Thank you Mujeres of the NW for the documentary, “Tren de las Moscas”
I do not remember ever seeing a documentary more touching than this one, shot with few resources and great sensitivity by Nieves Prieto Tassie and Fernando López Castillo. This film choice – presented at our last meeting of Mujeres, on February 12th – could not have been more appropriate.
In general, political documentaries can outrage, infuriate or, in the worst cases, bore me. This one, however, filled my eyes with tears. It is about an unusual group of women from Amatlán (Veracruz, Mexico ) who daily prepare bottles of water and bags of food to throw to the “flies” (moscas).
I already knew about the so called “Tren de las moscas” (“Train of the Flies”), but under other even more dramatic names like “The Death Train” or “The Devil’s Train”. Whatever the names, they refer to freight trains onto which immigrants cling like flies on the roof, or hang on in the spaces between cars. Thousands of Central American migrants travel this way in order to reach the United States to escape unbearable poverty in their own countries. They cannot avoid having to travel through Mexico, of course. I also knew that in Mexico these migrants are chased by the police and by gangs, which harass and have been known to murder them, sometimes even en masse. Generally, townspeople blame the migrants for any act of violence or robbery in their towns.
I did not know about the small group of brave and caring Mexican women, lacking any official organization or support, but who feel the suffering of others as if it were their own. These women prepare, in their humble kitchens, tortillas, rice, bread, eggs, and other foodstuffs, and sometimes clothing, as well as water. These provisions they carry down to the railroad when “The Beast” is scheduled to pass by. They hold these offerings over their heads for the passing migrants to snatch at, sometimes missing, sometimes even scratching their hands inadvertently. Sometimes the ladies fling bottles of water strung together in twos for the migrants to catch in the air. The ladies stand perilously close to the swiftly-passing train. A chorus of “Thank you, grandma,” or “Gracias, Señora” fills the air as the train passes swiftly onward.
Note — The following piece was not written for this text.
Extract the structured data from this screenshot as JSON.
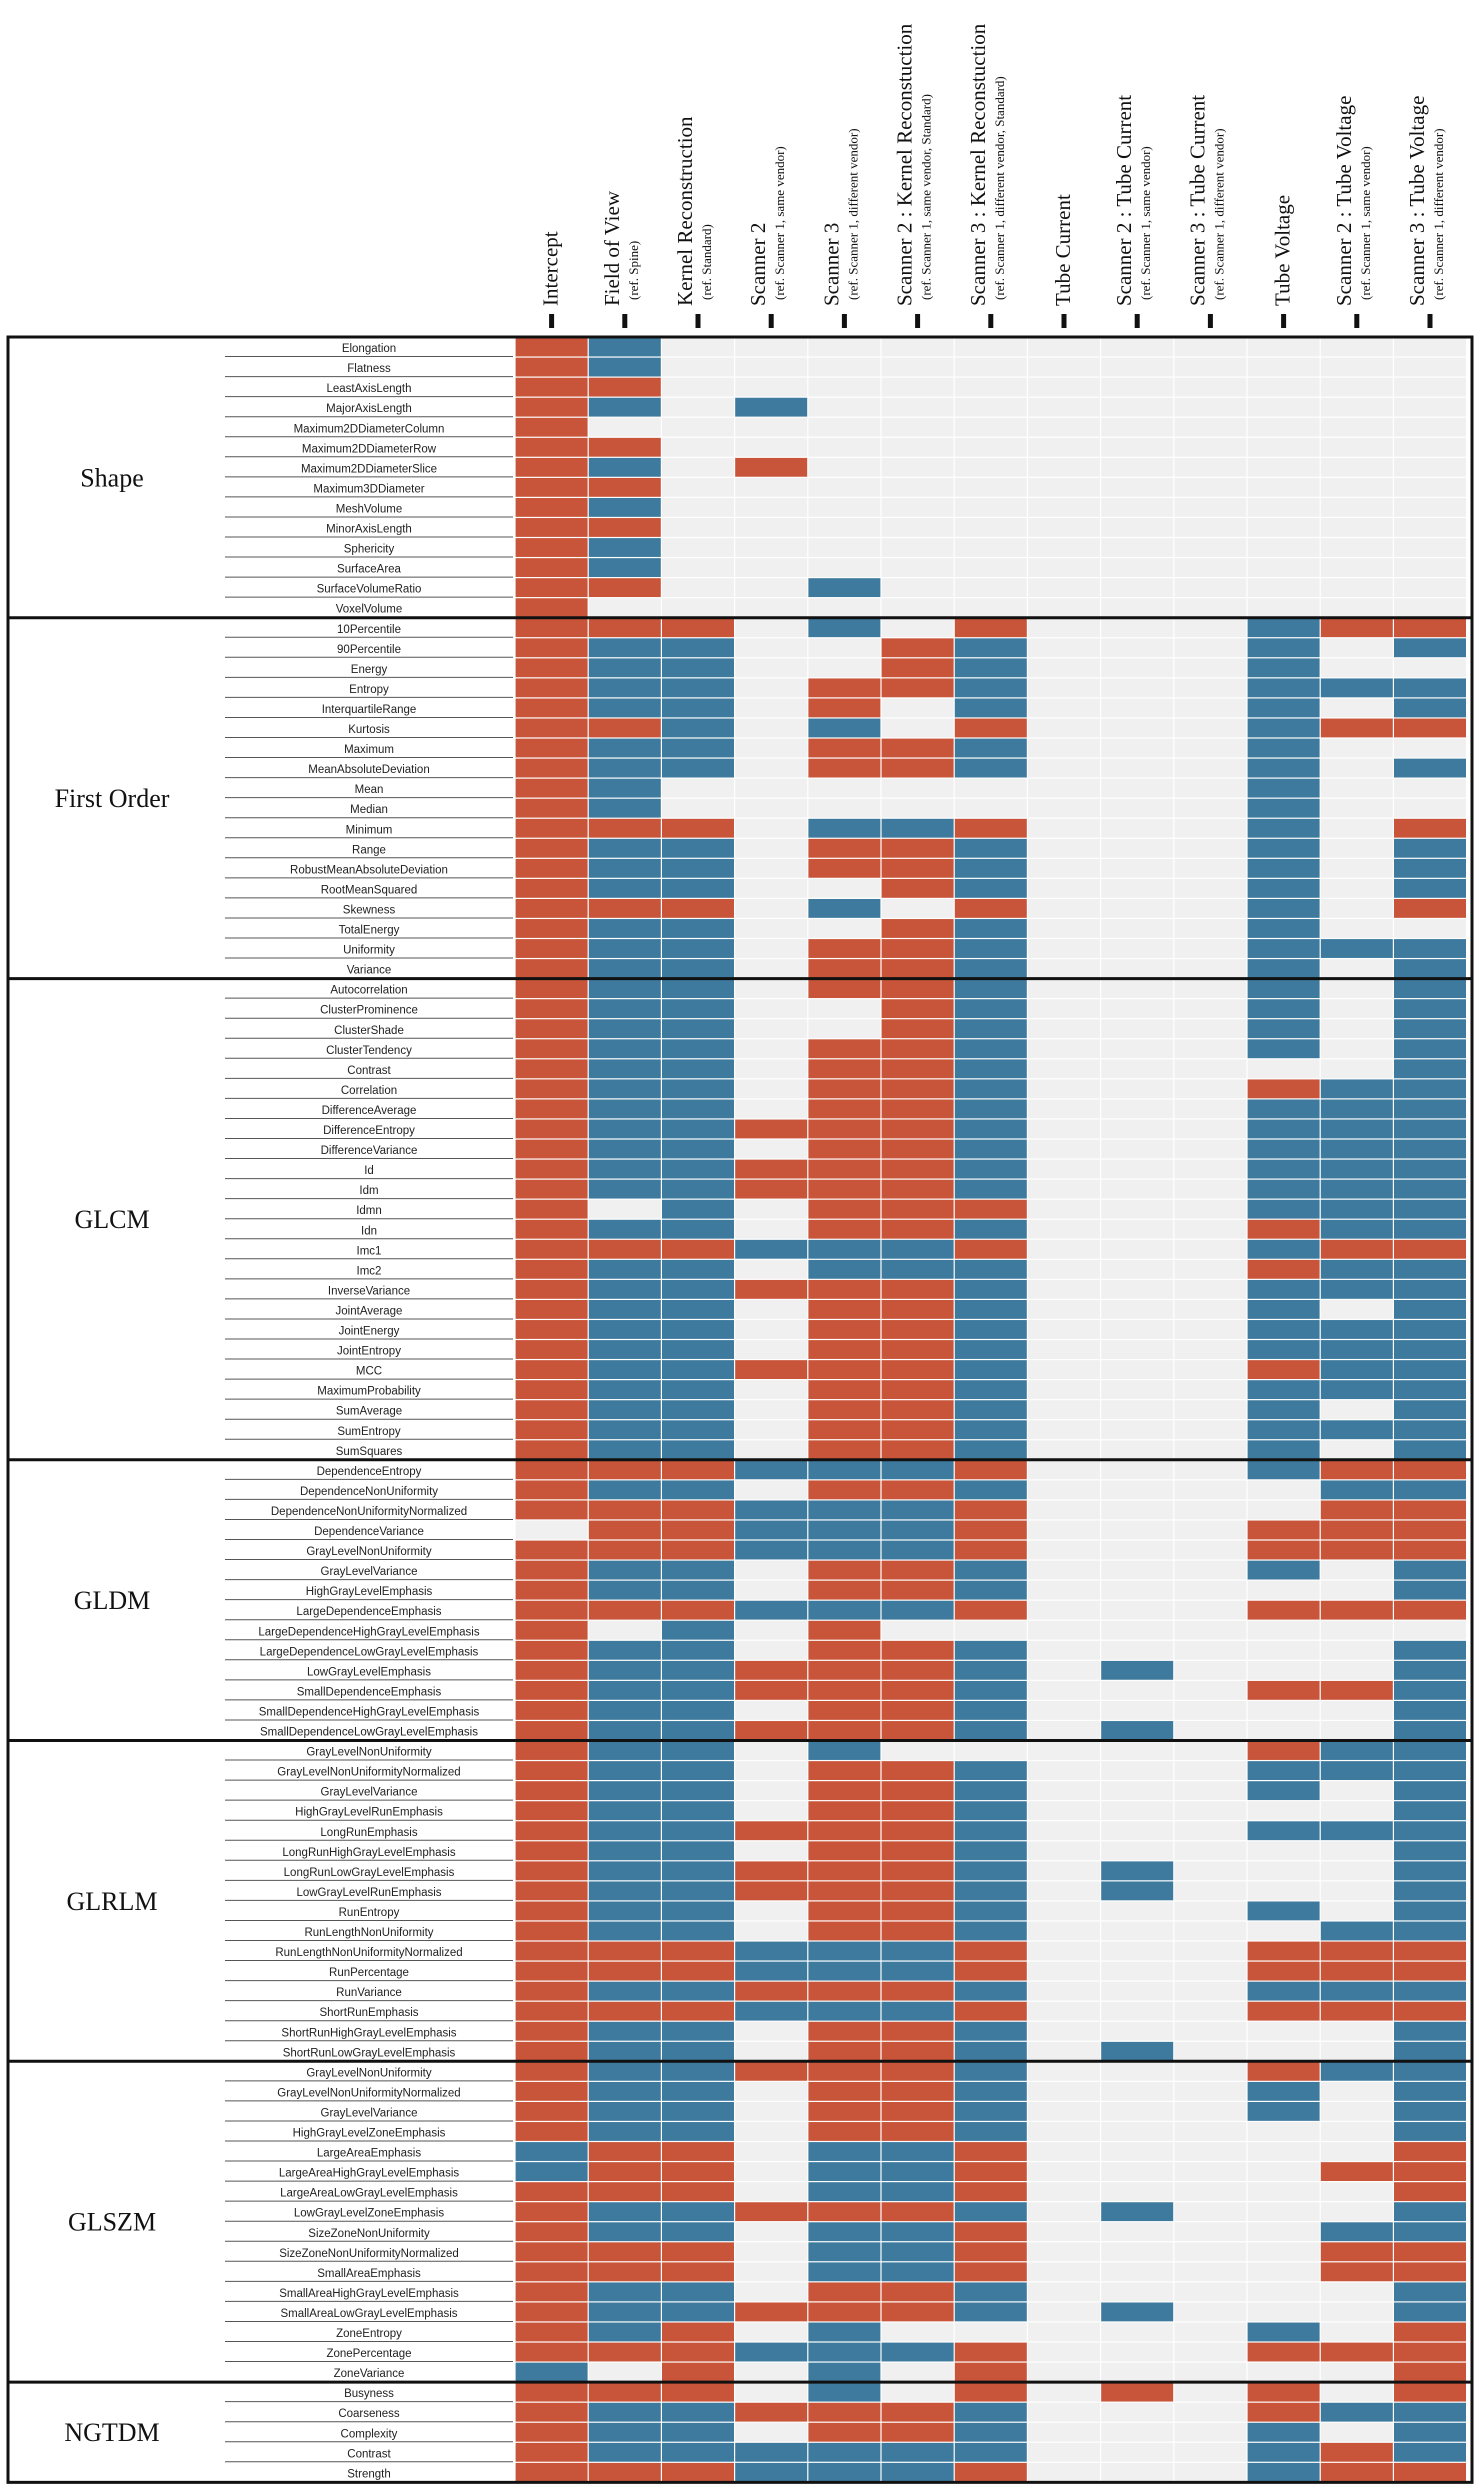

This documentary reminded me of the carousel that used to be in my town. Bobbing up and down on our wooden horses, we children would try to insert a nail into a ring attached to a pole next to the carousel as it went round and round. Children who could do this were given a prize. Perhaps this childhood association lent extra poignancy to the scene. But we never fell from the carousel horses. Not so the migrants, who often fall from the trains and are maimed or even killed by “The Beast”.
This film engenders conflicting emotions. On one hand it makes the heart sing; on the other the heart sinks. An important film with an important message, and well worth watching.
Note : Mujeres of the NW is an NGO whose members are Latino or Spanish-speaking professional women resident in Seattle, which provides support to Latino women in Washington state communities.